Enquanto esquerda discute quem pode integrar frente, Bolsonaro lhe rouba a agenda
A discussão em torno da formação de uma frente, que se pretendia “ampla”, em defesa da democracia e dos direitos e em reação às investidas de Jair Bolsonaro contra esses dois pilares empacou em critérios tão adultos e democráticos como birra, picuinha, ciúme, ressentimento e cálculo eleitoral para 2022.
Enquanto entidades, políticos e partidos do espectro que vai da centro-direita à esquerda discutem quem pode integrar a frente, tirando dela qualquer amplitude, Jair Bolsonaro vai, na surdina, lhes roubando a principal agenda: a discussão da renda básica universal.
Mais esse erro crasso dos que se opõem a Bolsonaro me remeteu à fábula da festa no céu. Poderiam participar todos os animais voadores. Mas o sapo deu um jeito de burlar as restrições e entrar no céu escondido na viola do urubu.
O sapo é Bolsonaro. Assiste subitamente calado aos desdobramentos do caso Fabrício Queiroz, sabendo que pode se complicar feio por aí, enquanto vai, por meio do auxílio emergencial, entrando no baile da esquerda, que se perde na distração de discutir quem pode ou não fazer parte da tal frente.
Quando o necessário auxílio emergencial de R$ 600, por três meses, foi aprovado, alguns analistas logo enxergaram o potencial que aquilo, dinheiro na veia dos mais pobres, teria para dar a Bolsonaro uma nova base social. Me lembro de textos nesse sentido de Carlos Pereira, no Estadão, Carlos Andreazza, no Globo, e Fernando Canzian, na Folha, para ficar nos primeiros que trataram do tema.
Não deu outra. Dados da Pnad Covid divulgados pelo IBGE mostram o efeito rápido e impressionante do auxílio – mesmo com todos os seus problemas de logística na distribuição, fraudes e exclusão de gente que preenche os critérios para recebê-lo – na redução da pobreza e da extrema pobreza.

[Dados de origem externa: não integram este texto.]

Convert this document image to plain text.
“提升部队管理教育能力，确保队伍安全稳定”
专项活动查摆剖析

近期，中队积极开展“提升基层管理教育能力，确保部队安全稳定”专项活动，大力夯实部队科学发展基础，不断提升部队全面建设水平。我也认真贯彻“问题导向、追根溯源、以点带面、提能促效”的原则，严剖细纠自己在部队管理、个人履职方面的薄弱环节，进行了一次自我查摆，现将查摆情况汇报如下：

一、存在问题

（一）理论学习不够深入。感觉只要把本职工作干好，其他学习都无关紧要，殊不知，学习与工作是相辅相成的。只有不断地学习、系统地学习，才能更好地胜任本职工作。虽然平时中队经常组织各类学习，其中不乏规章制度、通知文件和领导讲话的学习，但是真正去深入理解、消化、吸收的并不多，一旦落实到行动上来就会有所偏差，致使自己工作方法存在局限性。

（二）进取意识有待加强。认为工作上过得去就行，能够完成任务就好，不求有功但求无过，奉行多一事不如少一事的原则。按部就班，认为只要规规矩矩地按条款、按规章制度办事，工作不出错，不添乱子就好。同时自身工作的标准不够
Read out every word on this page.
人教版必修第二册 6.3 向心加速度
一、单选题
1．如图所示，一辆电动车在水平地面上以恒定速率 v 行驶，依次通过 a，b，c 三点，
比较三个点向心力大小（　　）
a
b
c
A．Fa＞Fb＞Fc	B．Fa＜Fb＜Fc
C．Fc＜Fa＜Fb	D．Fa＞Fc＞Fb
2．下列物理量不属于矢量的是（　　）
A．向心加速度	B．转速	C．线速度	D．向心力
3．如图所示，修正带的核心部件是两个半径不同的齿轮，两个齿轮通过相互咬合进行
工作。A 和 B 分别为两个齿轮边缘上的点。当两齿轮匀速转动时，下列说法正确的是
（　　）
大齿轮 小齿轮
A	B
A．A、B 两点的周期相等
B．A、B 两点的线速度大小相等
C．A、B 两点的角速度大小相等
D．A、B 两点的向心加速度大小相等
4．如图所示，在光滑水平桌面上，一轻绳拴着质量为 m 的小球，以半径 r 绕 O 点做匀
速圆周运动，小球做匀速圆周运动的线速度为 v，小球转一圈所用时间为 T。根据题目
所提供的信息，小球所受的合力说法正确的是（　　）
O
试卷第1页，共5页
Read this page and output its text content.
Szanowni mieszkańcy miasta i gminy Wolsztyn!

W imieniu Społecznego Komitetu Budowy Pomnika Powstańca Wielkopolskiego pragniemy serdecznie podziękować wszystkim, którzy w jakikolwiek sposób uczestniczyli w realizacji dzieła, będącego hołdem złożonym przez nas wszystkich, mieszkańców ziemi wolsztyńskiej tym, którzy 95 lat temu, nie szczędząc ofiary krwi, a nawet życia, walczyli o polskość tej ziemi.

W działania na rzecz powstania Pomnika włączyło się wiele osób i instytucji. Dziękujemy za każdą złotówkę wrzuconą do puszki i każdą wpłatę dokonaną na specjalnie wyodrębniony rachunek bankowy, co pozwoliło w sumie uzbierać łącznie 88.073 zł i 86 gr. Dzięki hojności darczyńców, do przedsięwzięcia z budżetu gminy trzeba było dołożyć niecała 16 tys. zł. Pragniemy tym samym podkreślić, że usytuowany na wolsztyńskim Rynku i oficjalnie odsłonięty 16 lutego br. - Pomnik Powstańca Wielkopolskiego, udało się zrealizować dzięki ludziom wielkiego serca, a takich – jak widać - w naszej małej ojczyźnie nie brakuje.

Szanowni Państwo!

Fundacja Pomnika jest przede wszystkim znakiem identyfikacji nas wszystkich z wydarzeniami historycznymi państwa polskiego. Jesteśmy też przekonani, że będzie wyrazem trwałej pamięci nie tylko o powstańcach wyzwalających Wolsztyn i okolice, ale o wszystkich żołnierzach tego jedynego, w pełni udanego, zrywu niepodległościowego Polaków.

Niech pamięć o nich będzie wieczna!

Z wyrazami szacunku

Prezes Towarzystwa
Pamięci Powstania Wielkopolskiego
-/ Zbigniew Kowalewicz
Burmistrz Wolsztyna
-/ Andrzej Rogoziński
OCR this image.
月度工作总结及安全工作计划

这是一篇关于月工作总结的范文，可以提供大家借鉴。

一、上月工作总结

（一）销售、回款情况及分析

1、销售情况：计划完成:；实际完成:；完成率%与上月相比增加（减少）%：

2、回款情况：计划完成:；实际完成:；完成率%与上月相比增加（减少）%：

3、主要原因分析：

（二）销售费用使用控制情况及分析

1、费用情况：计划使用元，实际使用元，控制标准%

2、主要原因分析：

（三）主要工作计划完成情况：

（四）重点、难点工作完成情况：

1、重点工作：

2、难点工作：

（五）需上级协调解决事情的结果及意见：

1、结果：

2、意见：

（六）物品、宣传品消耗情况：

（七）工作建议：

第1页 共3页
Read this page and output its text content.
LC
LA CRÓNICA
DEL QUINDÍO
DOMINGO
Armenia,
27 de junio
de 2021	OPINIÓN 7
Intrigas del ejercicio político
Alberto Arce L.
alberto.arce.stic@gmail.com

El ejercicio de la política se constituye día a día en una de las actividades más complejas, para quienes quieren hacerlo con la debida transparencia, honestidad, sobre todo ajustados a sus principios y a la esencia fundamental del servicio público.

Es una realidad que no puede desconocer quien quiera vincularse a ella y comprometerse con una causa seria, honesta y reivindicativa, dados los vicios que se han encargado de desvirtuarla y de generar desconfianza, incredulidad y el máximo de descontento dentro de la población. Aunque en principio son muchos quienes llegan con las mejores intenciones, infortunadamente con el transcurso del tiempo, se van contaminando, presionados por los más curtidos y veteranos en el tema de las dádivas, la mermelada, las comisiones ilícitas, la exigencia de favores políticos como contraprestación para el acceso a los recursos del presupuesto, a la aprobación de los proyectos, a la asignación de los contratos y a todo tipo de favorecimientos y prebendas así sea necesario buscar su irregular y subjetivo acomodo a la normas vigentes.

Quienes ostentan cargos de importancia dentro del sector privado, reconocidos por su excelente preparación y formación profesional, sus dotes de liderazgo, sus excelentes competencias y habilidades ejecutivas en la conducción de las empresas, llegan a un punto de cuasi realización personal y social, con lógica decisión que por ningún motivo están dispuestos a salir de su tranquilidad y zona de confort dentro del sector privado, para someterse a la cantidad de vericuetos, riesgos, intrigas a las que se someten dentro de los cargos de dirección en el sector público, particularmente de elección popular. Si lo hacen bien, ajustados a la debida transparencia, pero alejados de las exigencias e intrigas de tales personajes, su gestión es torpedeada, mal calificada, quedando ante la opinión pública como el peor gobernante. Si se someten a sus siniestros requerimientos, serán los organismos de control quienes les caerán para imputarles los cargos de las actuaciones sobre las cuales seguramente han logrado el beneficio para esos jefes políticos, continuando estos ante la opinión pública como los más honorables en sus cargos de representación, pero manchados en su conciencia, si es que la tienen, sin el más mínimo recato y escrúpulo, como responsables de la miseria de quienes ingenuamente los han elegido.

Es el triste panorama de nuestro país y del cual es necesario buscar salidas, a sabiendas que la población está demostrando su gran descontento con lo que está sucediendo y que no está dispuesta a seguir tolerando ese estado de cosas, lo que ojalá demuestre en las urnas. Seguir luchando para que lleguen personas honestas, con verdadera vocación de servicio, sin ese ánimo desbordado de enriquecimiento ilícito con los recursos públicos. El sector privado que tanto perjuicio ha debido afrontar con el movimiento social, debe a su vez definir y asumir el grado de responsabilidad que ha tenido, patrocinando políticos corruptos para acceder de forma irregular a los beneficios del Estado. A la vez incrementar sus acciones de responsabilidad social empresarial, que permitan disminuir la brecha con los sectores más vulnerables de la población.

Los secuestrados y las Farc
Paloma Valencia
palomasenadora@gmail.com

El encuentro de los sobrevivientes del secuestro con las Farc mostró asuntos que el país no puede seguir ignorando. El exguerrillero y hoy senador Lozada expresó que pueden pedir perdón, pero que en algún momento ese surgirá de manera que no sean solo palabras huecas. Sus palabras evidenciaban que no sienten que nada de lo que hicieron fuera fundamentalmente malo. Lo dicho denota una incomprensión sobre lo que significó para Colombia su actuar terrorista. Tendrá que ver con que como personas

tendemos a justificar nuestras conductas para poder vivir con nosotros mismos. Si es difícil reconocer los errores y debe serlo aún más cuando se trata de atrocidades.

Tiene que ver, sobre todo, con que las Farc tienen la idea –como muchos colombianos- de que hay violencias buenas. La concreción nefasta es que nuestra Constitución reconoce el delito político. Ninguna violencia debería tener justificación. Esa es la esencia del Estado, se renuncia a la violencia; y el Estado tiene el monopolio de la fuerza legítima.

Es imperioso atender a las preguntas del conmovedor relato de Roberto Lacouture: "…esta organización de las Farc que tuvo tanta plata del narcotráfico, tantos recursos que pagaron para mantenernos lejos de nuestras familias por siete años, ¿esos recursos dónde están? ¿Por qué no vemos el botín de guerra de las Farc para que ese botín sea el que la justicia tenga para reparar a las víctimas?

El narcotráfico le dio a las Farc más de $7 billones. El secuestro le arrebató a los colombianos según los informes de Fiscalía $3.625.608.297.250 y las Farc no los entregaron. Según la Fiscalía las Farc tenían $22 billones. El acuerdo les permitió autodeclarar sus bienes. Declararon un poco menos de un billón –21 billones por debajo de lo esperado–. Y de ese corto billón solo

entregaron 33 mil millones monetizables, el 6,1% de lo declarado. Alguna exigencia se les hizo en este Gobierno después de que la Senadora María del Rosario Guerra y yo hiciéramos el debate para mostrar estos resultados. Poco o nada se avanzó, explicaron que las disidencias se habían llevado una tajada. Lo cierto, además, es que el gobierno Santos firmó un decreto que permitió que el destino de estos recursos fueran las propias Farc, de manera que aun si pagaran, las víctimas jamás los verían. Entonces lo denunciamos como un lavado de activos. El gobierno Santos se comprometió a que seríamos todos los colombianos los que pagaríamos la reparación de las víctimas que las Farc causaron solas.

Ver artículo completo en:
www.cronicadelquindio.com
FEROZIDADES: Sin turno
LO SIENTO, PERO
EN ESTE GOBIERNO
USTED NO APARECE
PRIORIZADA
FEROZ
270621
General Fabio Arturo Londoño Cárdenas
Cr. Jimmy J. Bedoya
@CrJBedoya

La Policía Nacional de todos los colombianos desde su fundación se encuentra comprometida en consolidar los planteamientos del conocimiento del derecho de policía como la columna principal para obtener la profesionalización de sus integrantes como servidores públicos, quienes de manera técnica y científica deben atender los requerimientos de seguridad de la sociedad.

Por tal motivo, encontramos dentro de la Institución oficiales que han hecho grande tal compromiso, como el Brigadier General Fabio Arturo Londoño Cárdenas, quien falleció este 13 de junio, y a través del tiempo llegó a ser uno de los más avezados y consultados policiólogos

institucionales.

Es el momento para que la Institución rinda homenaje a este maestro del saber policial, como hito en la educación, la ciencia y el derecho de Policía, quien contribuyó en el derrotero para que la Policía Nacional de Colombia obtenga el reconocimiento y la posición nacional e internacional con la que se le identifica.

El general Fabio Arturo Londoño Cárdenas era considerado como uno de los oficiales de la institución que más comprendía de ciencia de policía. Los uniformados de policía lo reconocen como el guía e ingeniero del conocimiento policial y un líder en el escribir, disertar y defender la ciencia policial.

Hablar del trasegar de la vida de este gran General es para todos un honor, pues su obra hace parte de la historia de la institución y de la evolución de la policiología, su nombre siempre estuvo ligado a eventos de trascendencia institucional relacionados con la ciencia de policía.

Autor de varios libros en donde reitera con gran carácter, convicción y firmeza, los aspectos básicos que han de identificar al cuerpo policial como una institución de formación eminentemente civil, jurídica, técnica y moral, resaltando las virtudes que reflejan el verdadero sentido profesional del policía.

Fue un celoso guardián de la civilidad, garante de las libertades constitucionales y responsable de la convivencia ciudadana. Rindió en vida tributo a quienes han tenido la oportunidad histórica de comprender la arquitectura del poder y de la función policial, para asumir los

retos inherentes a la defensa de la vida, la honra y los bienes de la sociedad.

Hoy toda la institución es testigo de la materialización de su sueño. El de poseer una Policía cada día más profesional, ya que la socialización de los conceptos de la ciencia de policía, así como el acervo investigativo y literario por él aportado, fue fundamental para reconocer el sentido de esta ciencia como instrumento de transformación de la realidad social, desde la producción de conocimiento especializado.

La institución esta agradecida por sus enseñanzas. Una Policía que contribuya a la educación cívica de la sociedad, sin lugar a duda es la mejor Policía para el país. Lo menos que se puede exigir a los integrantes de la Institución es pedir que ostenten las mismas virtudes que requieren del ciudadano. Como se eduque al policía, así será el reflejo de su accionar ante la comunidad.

Mesmo Bolsonaro, cuja inteligência não é tão grande quanto à do engenhoso sapo, já percebeu o filão de recuperação de sua popularidade, assolada pela absoluta incompetência que ele demonstrou para conduzir o País na pandemia e por seus arreganhos autoritários, entre outras inadequações ao cargo que ficaram escancaradas desde janeiro.
Com a costumeira falta de sutileza, foi ao Twitter expor um casal “muito humilde” do Vale do Jequitinhonha que lhe agradecia pelo auxílio. “De tudo o governo está fazendo, dentro do possível, para garantir a mínima dignidade ao povo”, postou, assumindo o populismo e já despido da fantasia liberal que vestiu para a eleição.
A renda básica universal é uma pauta que Eduardo Suplicy carregou como um Quixote por décadas. Era ridicularizado até no PT. Com a pandemia, o assunto voltou à discussão pelos escritos de economistas como Monica de Bolle, no Brasil, e ganhou também outros países.
Paulo Guedes a princípio resistiu, tentou limitar a R$ 300 o benefício e achou que seria possível circunscrevê-lo a três meses, mas agora já trabalha com a possibilidade concreta de a transformação do Bolsa Família num programa turbinado e rebatizado ser a única agenda possível daqui para a frente, já que as reformas parecem ter perdido o bonde.
E Bolsonaro vê seus índices nas pesquisas pararem de despencar em pleno caso Queiroz. “Como?”, perguntam os desatentos. É o auxílio, estúpido. Bolsonaro já sacou, e daqui para a frente apostará tudo que puder na fidelização de uma nova base social, nas classes D e E e nas periferias das cidades e rincões do País, ao passo que coopta o Centrão para não ver o impeachment avançar.
Alheia a tudo isso, a esquerda deixa de constituir a frente e construir uma agenda que era sua, para ficar fiscalizando quem tem asa para entrar na festa do céu. E lá vai o sapo escondidinho na viola.